I still have a big feature to do and that is UI navigation using all the input devices — keyboard, mouse and controller. I want these done in a way that I can easily modularize, yet keep concrete pipeline that my scripts can implement. Basically, I don’t want to wire every button tab and custom element I create with every potential input. I just want them to be automatically navigatable — clickable, selectable with arrows, controller. And while Unity partially provides such navigation, I need it in layers — not navigating tab pages while I am in the page. And I also need the system to pass any input not already processed by navigation to my actual controls/panel/element. Basically, Unity UI cannot do this without me writing more spaghetti than I already have for all of this.

First of all, I need a script that I can place on every button, tab or navigatable element:

In short, this script receives events from player’s input – up, down, left, right, submit, cancel. I then process it myself, based on what the navigator wants. If it doesn’t do anything, then my own elements are given the input.

I immediately added a sprite swapper since buttons and tabs already had it, just not via this navigation framework. I’ll use it as before, selecting sprites when the element is highlighted or activated.
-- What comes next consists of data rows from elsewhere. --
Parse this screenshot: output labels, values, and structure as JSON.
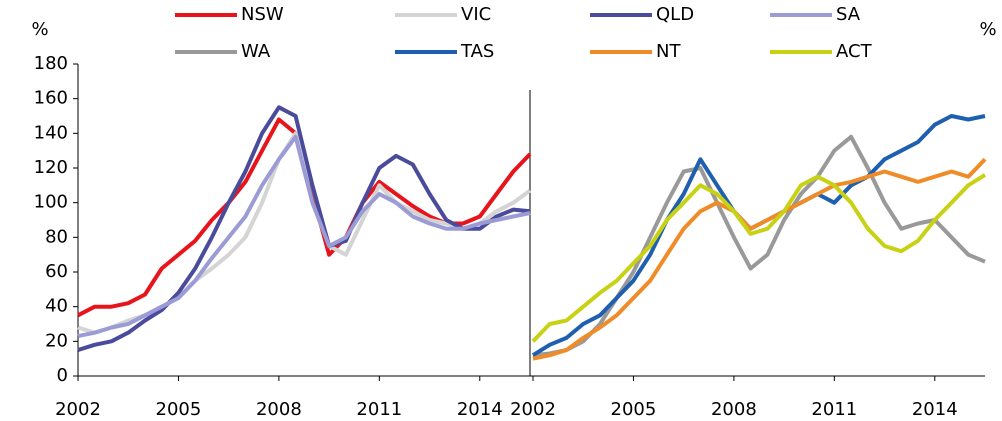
{
  "chart_data": [
    {
      "type": "line",
      "ylabel": "%",
      "x": [
        2002,
        2002.5,
        2003,
        2003.5,
        2004,
        2004.5,
        2005,
        2005.5,
        2006,
        2006.5,
        2007,
        2007.5,
        2008,
        2008.5,
        2009,
        2009.5,
        2010,
        2010.5,
        2011,
        2011.5,
        2012,
        2012.5,
        2013,
        2013.5,
        2014,
        2014.5,
        2015,
        2015.5
      ],
      "xlim": [
        2002,
        2015.5
      ],
      "xticks": [
        2002,
        2005,
        2008,
        2011,
        2014
      ],
      "ylim": [
        0,
        180
      ],
      "yticks": [
        0,
        20,
        40,
        60,
        80,
        100,
        120,
        140,
        160,
        180
      ],
      "series": [
        {
          "name": "NSW",
          "color": "#e8141c",
          "values": [
            35,
            40,
            40,
            42,
            47,
            62,
            70,
            78,
            90,
            100,
            112,
            130,
            148,
            140,
            105,
            70,
            80,
            100,
            112,
            105,
            98,
            92,
            88,
            88,
            92,
            105,
            118,
            128
          ]
        },
        {
          "name": "VIC",
          "color": "#d4d4d4",
          "values": [
            28,
            25,
            28,
            32,
            35,
            40,
            45,
            55,
            62,
            70,
            80,
            100,
            125,
            140,
            110,
            75,
            70,
            90,
            110,
            100,
            95,
            90,
            88,
            85,
            88,
            95,
            100,
            107
          ]
        },
        {
          "name": "QLD",
          "color": "#4b4b9c",
          "values": [
            15,
            18,
            20,
            25,
            32,
            38,
            48,
            62,
            80,
            100,
            118,
            140,
            155,
            150,
            110,
            75,
            78,
            100,
            120,
            127,
            122,
            105,
            90,
            85,
            85,
            92,
            96,
            95
          ]
        },
        {
          "name": "SA",
          "color": "#9b9bd6",
          "values": [
            23,
            25,
            28,
            30,
            35,
            40,
            45,
            55,
            68,
            80,
            92,
            110,
            125,
            138,
            100,
            75,
            80,
            95,
            105,
            100,
            92,
            88,
            85,
            85,
            88,
            90,
            92,
            94
          ]
        }
      ]
    },
    {
      "type": "line",
      "ylabel": "%",
      "x": [
        2002,
        2002.5,
        2003,
        2003.5,
        2004,
        2004.5,
        2005,
        2005.5,
        2006,
        2006.5,
        2007,
        2007.5,
        2008,
        2008.5,
        2009,
        2009.5,
        2010,
        2010.5,
        2011,
        2011.5,
        2012,
        2012.5,
        2013,
        2013.5,
        2014,
        2014.5,
        2015,
        2015.5
      ],
      "xlim": [
        2002,
        2015.5
      ],
      "xticks": [
        2002,
        2005,
        2008,
        2011,
        2014
      ],
      "ylim": [
        0,
        180
      ],
      "series": [
        {
          "name": "WA",
          "color": "#999999",
          "values": [
            12,
            13,
            15,
            20,
            30,
            45,
            60,
            80,
            100,
            118,
            120,
            100,
            80,
            62,
            70,
            90,
            105,
            115,
            130,
            138,
            120,
            100,
            85,
            88,
            90,
            80,
            70,
            66
          ]
        },
        {
          "name": "TAS",
          "color": "#1f5fb0",
          "values": [
            12,
            18,
            22,
            30,
            35,
            45,
            55,
            70,
            90,
            105,
            125,
            110,
            95,
            85,
            90,
            95,
            100,
            105,
            100,
            110,
            115,
            125,
            130,
            135,
            145,
            150,
            148,
            150
          ]
        },
        {
          "name": "NT",
          "color": "#f08c28",
          "values": [
            10,
            12,
            15,
            22,
            28,
            35,
            45,
            55,
            70,
            85,
            95,
            100,
            95,
            85,
            90,
            95,
            100,
            105,
            110,
            112,
            115,
            118,
            115,
            112,
            115,
            118,
            115,
            125
          ]
        },
        {
          "name": "ACT",
          "color": "#c8d214",
          "values": [
            20,
            30,
            32,
            40,
            48,
            55,
            65,
            75,
            90,
            100,
            110,
            105,
            95,
            82,
            85,
            95,
            110,
            115,
            110,
            100,
            85,
            75,
            72,
            78,
            90,
            100,
            110,
            116
          ]
        }
      ]
    }
  ]
}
In fact, I decided I need both sprites and I swapped the ones I have around — orange for player’s navigation and lighter blue for whatever selected is there.

The idea is that I can navigate UI within “groups”, like this:

Green arrows transition between the selected group. Orange array is entering/exiting the group. So I can browse tabs, then enter into the tab and browse items, then exit tab.

First thing, I am adding logic selection for when any navigation direction is selected, such as left/right arrows:

I am also adding overflow logic for things like “next” and “previous” in hierarchy, so they can swap around the list.

And this makes the tabs nicely navigate left/right:

Before I totally lose where all my navigators are, I decided to add little icons in hierarchy showing which object have them:

Now I need to actually wire a callback to the panel to tell it to switch tabs:

I previously did it with my QuickTab logic, but that’s getting axed with the new navigation system. I can now keep track of selected elements automatically and receive events when needed.

I add this script to prefabs, so then I override the needed value in actual panels, such as main menu panels wanting navigation:

And this also works nicely.

Now, more complicated stuff — groups and more intricate layouts. First, I need all navigators to know what “layer” they belong to. This way, the navigation can always start on top and then go into lower layers.

As I am making more options, I also extended the icons to actually show what is happening with arrows, including layers:

Firstly, I need a way to react to player’s submit input and go into the next layer. I call it “descend”:

If I am browsing my player info panel’s tabs, this would send the navigation into the current tab.

Since I am also using actuation for other needs, I am adding a callback:

That way I can wire buttons, such as pause or main menu panel buttons, to react to player’s input:

In the same vein, player’s cancel input would “ascend” to the previous level:

Now I can add navigation scripts to all my navigatable elements, like the player loadout panel (which I spent way too long hard-coding) navigation rules:

And it works nicely, respecting the layers:

I can move between slots, between items, and actuate any item to equip. All the highlighting and selecting happens automatically. The only thing I really do is listen to callbacks and highlight the equipped item.

Of course, none of this was quite as easy. There were a lot of issues and debugging. For example, the items may be in the lowest layer, but there are items in each lowest layer. So I have to keep track of which layer has which element selected, otherwise I end up with weirdness like this:

I have to deselect any elements that I navigate away from in every layer, but I have to do this only for layer before. I cannot automatically find the elements either, because they may or may not be in the same hierarchy. In short, there’s a lot to consider. And I’m sure I could have done much of better.

So far, all of this was done with button navigation. That’s easy on the whole layer logic as I explicitly go up and down levels. However, I am also making every navigatable element respond to a direct mouse click. This mean the navigation has to handle any element suddenly being selected, no matter where in hierarchy and layer it is.

Just to illustrate some other bugs that happen when the logic isn’t complete (and why it takes so long to do). Here’s clicking a button directly in a panel — leaves the tab visually selected:

Here’s clicking another tab while “being” in the previous tab — doesn’t deselect clear sibling highlight:

Here’s clicking away from tab and then back in, but the old in-tab selection is still highlighted:

Et cetera.

Also, I don’t actually want clicking element to necessarily actuate them. For example, it’s great for buttons and tabs. But stuff like equipment slots or keybinding entries should get equipped and poll for input just when clicked once. Second click when selected: sure. So I need a flag for this:

At this point, most of my existing panels pretty much work with the new system. There are a few places, like the goals panel, where the navigation is extra complicated. I will likely need to cover this in a separate post when I update the actual UI for it. For now, I think I have spent quite a lot of time on this and it’s certainly a “task done”. I will be getting back to UI soonish. But I might need a break from UI for a bit.